I had the good luck to have several seedlings at the AIS 1985 convention which is the first 'unofficial' Siberian Convention as they outperformed the TB's in Washington, D.C.

I also introduced 7 Japanese Irises. I am a charter member of SJI and Arthur Hazzard was a very good friend. I was lucky to get to visit Arley Payne's garden in Terre Haute, IN when the Japanese Irises were over 5' tall.

I served as President of the Society for Siberians and our garden was on the first Siberian Convention in 1993. I was very instrumental in the beginning of the Japanese Iris Conventions after several Japanese Iris Weekends and guest gardens for them.
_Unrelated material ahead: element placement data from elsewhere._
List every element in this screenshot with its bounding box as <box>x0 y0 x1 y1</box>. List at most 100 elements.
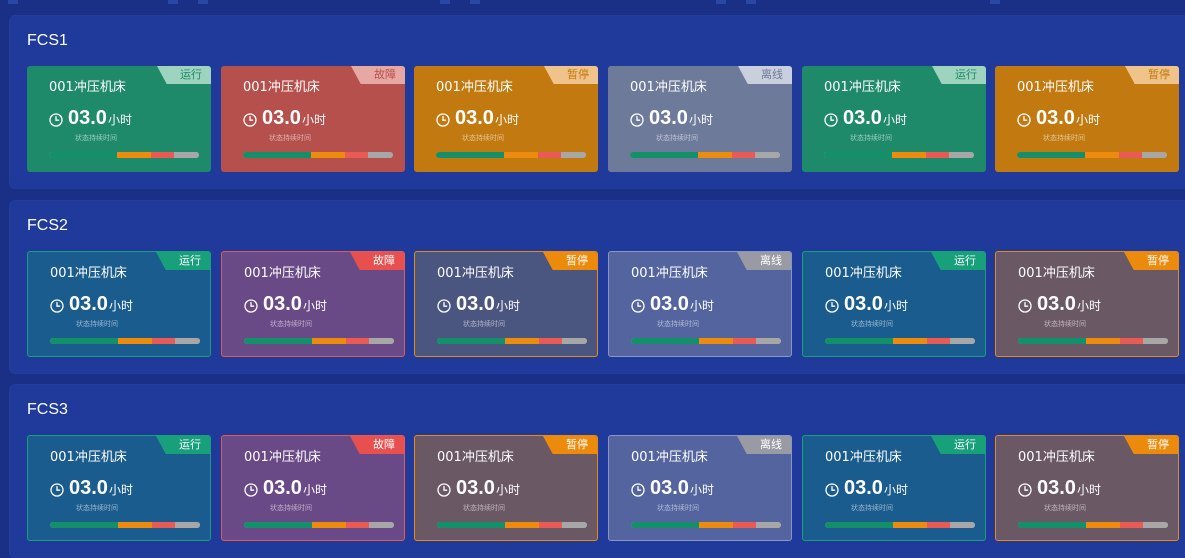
duration-unit: 小时 <box>882 113 907 127</box>
duration-value: 03.0小时 <box>844 293 908 316</box>
status-progress-bar <box>437 338 587 344</box>
bar-segment-pause <box>891 152 926 158</box>
machine-card[interactable]: 001冲压机床 暂停 03.0小时 状态持续时间 <box>995 251 1179 357</box>
machine-card[interactable]: 001冲压机床 运行 03.0小时 状态持续时间 <box>802 435 986 541</box>
duration-number: 03.0 <box>263 477 302 499</box>
bar-segment-offline <box>1142 522 1168 528</box>
top-tick <box>8 0 18 4</box>
machine-card[interactable]: 001冲压机床 暂停 03.0小时 状态持续时间 <box>414 435 598 541</box>
bar-segment-offline <box>1141 152 1167 158</box>
machine-name: 001冲压机床 <box>824 80 901 95</box>
bar-segment-offline <box>755 522 781 528</box>
machine-card[interactable]: 001冲压机床 运行 03.0小时 状态持续时间 <box>27 66 211 172</box>
status-badge: 故障 <box>351 66 405 84</box>
status-badge: 暂停 <box>544 66 598 84</box>
machine-card[interactable]: 001冲压机床 暂停 03.0小时 状态持续时间 <box>995 435 1179 541</box>
bar-segment-offline <box>1142 338 1168 344</box>
duration-caption: 状态持续时间 <box>851 504 893 512</box>
status-progress-bar <box>49 152 199 158</box>
machine-card[interactable]: 001冲压机床 离线 03.0小时 状态持续时间 <box>608 435 792 541</box>
machine-card[interactable]: 001冲压机床 暂停 03.0小时 状态持续时间 <box>414 251 598 357</box>
duration-caption: 状态持续时间 <box>657 504 699 512</box>
machine-card[interactable]: 001冲压机床 离线 03.0小时 状态持续时间 <box>608 66 792 172</box>
duration-caption: 状态持续时间 <box>76 320 118 328</box>
bar-segment-run <box>243 152 311 158</box>
duration-unit: 小时 <box>883 299 908 313</box>
clock-icon <box>1018 299 1032 313</box>
duration-number: 03.0 <box>843 107 882 129</box>
machine-name: 001冲压机床 <box>631 266 708 281</box>
duration-number: 03.0 <box>456 477 495 499</box>
bar-segment-pause <box>504 522 539 528</box>
top-tick <box>198 0 208 4</box>
bar-segment-pause <box>1084 152 1119 158</box>
bar-segment-fault <box>1120 522 1143 528</box>
machine-name: 001冲压机床 <box>244 266 321 281</box>
machine-name: 001冲压机床 <box>631 450 708 465</box>
clock-icon <box>50 299 64 313</box>
status-progress-bar <box>1018 522 1168 528</box>
group-title: FCS3 <box>27 401 68 418</box>
bar-segment-run <box>436 152 504 158</box>
status-progress-bar <box>244 522 394 528</box>
machine-card[interactable]: 001冲压机床 故障 03.0小时 状态持续时间 <box>221 435 405 541</box>
bar-segment-offline <box>561 522 587 528</box>
duration-number: 03.0 <box>263 293 302 315</box>
clock-icon <box>631 299 645 313</box>
machine-card[interactable]: 001冲压机床 暂停 03.0小时 状态持续时间 <box>995 66 1179 172</box>
bar-segment-offline <box>754 152 780 158</box>
bar-segment-pause <box>892 338 927 344</box>
status-progress-bar <box>436 152 586 158</box>
clock-icon <box>437 483 451 497</box>
duration-value: 03.0小时 <box>456 293 520 316</box>
machine-card[interactable]: 001冲压机床 运行 03.0小时 状态持续时间 <box>802 251 986 357</box>
bar-segment-pause <box>698 338 733 344</box>
clock-icon <box>631 483 645 497</box>
clock-icon <box>1018 483 1032 497</box>
machine-card[interactable]: 001冲压机床 运行 03.0小时 状态持续时间 <box>802 66 986 172</box>
machine-card[interactable]: 001冲压机床 故障 03.0小时 状态持续时间 <box>221 251 405 357</box>
duration-number: 03.0 <box>1037 477 1076 499</box>
status-progress-bar <box>50 338 200 344</box>
clock-icon <box>824 113 838 127</box>
machine-card[interactable]: 001冲压机床 离线 03.0小时 状态持续时间 <box>608 251 792 357</box>
machine-card[interactable]: 001冲压机床 运行 03.0小时 状态持续时间 <box>27 435 211 541</box>
bar-segment-offline <box>368 338 394 344</box>
machine-name: 001冲压机床 <box>630 80 707 95</box>
bar-segment-fault <box>539 338 562 344</box>
bar-segment-run <box>50 522 118 528</box>
bar-segment-offline <box>948 152 974 158</box>
bar-segment-run <box>1018 338 1086 344</box>
duration-unit: 小时 <box>883 483 908 497</box>
machine-name: 001冲压机床 <box>825 450 902 465</box>
bar-segment-offline <box>561 338 587 344</box>
bar-segment-run <box>437 522 505 528</box>
clock-icon <box>49 113 63 127</box>
bar-segment-run <box>1018 522 1086 528</box>
machine-name: 001冲压机床 <box>243 80 320 95</box>
bar-segment-pause <box>1085 522 1120 528</box>
clock-icon <box>437 299 451 313</box>
duration-caption: 状态持续时间 <box>656 134 698 142</box>
duration-number: 03.0 <box>844 477 883 499</box>
top-tick <box>716 0 726 4</box>
bar-segment-run <box>825 338 893 344</box>
status-progress-bar <box>437 522 587 528</box>
duration-caption: 状态持续时间 <box>1044 504 1086 512</box>
machine-card[interactable]: 001冲压机床 暂停 03.0小时 状态持续时间 <box>414 66 598 172</box>
duration-value: 03.0小时 <box>649 107 713 130</box>
status-badge: 运行 <box>931 252 985 270</box>
bar-segment-fault <box>152 522 175 528</box>
duration-value: 03.0小时 <box>456 477 520 500</box>
bar-segment-offline <box>173 152 199 158</box>
duration-caption: 状态持续时间 <box>463 504 505 512</box>
bar-segment-run <box>631 338 699 344</box>
machine-card[interactable]: 001冲压机床 运行 03.0小时 状态持续时间 <box>27 251 211 357</box>
duration-number: 03.0 <box>69 293 108 315</box>
machine-card[interactable]: 001冲压机床 故障 03.0小时 状态持续时间 <box>221 66 405 172</box>
duration-caption: 状态持续时间 <box>462 134 504 142</box>
duration-value: 03.0小时 <box>1037 293 1101 316</box>
duration-value: 03.0小时 <box>843 107 907 130</box>
bar-segment-fault <box>538 152 561 158</box>
bar-segment-run <box>50 338 118 344</box>
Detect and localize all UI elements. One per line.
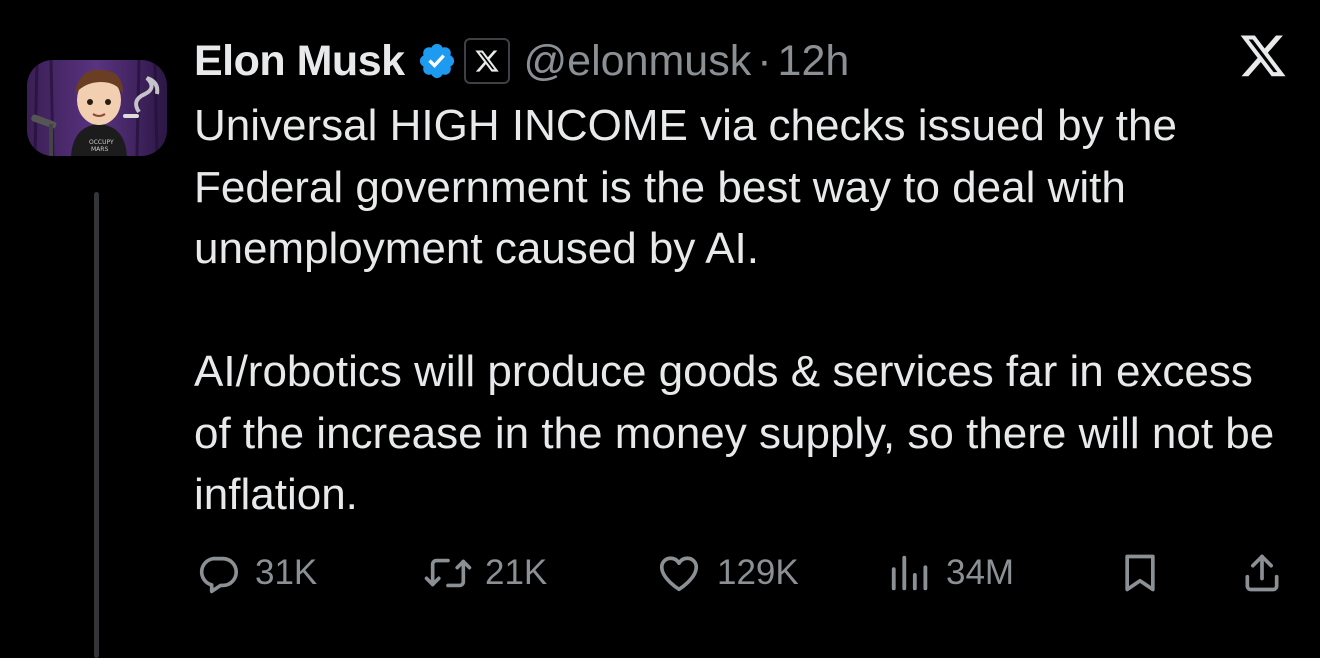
views-icon — [888, 550, 934, 596]
avatar-image: OCCUPY MARS — [27, 60, 167, 156]
retweet-count: 21K — [485, 553, 548, 592]
verified-badge-icon[interactable] — [417, 41, 457, 81]
share-button[interactable] — [1240, 548, 1284, 598]
tweet-paragraph: AI/robotics will produce goods & service… — [194, 347, 1275, 519]
bookmark-button[interactable] — [1118, 548, 1162, 598]
avatar[interactable]: OCCUPY MARS — [27, 60, 167, 156]
author-handle[interactable]: @elonmusk — [524, 37, 752, 86]
timestamp[interactable]: 12h — [778, 37, 850, 86]
bookmark-icon — [1118, 550, 1162, 596]
affiliate-x-logo-icon[interactable] — [463, 38, 510, 84]
reply-icon — [195, 550, 241, 596]
heart-icon — [655, 550, 703, 596]
svg-text:MARS: MARS — [91, 146, 108, 153]
views-button[interactable]: 34M — [888, 548, 1014, 598]
tweet-header: Elon Musk @elonmusk · 12h — [194, 33, 849, 89]
like-button[interactable]: 129K — [655, 548, 799, 598]
display-name[interactable]: Elon Musk — [194, 37, 405, 86]
reply-button[interactable]: 31K — [195, 548, 317, 598]
views-count: 34M — [946, 553, 1015, 592]
separator-dot: · — [757, 36, 772, 85]
retweet-icon — [423, 550, 473, 596]
x-logo-icon — [1238, 35, 1288, 81]
tweet-text: Universal HIGH INCOME via checks issued … — [194, 95, 1294, 526]
like-count: 129K — [717, 553, 799, 592]
reply-count: 31K — [255, 553, 318, 592]
share-icon — [1240, 550, 1284, 596]
tweet-paragraph: Universal HIGH INCOME via checks issued … — [194, 101, 1177, 273]
retweet-button[interactable]: 21K — [423, 548, 547, 598]
svg-text:OCCUPY: OCCUPY — [89, 139, 114, 146]
action-bar: 31K 21K 129K 34M — [0, 548, 1320, 598]
tweet: OCCUPY MARS Elon Musk @elonmusk · 12h Un… — [0, 0, 1320, 658]
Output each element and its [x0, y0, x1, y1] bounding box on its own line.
Our local Southwestern Michigan Iris Society has been very active and has many members who have much knowledge and have been active in AIS.

Registrations/Introductions:

Japanese: 'Gala Performance', 'Kimiko', 'Michio', 'Raspberry Gem', 'Rose Frappe', 'Shingo', 'Sylvia's Masquerade'.

Siberian: 'Almost A Melody', 'Aqua Whispers', 'Charming Darlene', 'Cheery Lyn', 'Dancing Nanou', 'Dancing Shadows', 'Fattaneh', 'Forever Remembered', 'Frosted Cranberry', 'Genteel Grayce', 'Glow Of Happiness', 'Lavender Stipples', 'Liberty Hills', 'Lilting Laura', 'Mary Louise Michie', 'Purple Sand', 'Rosebud Melody', 'Slightly Envious', 'Swirling Lavender'.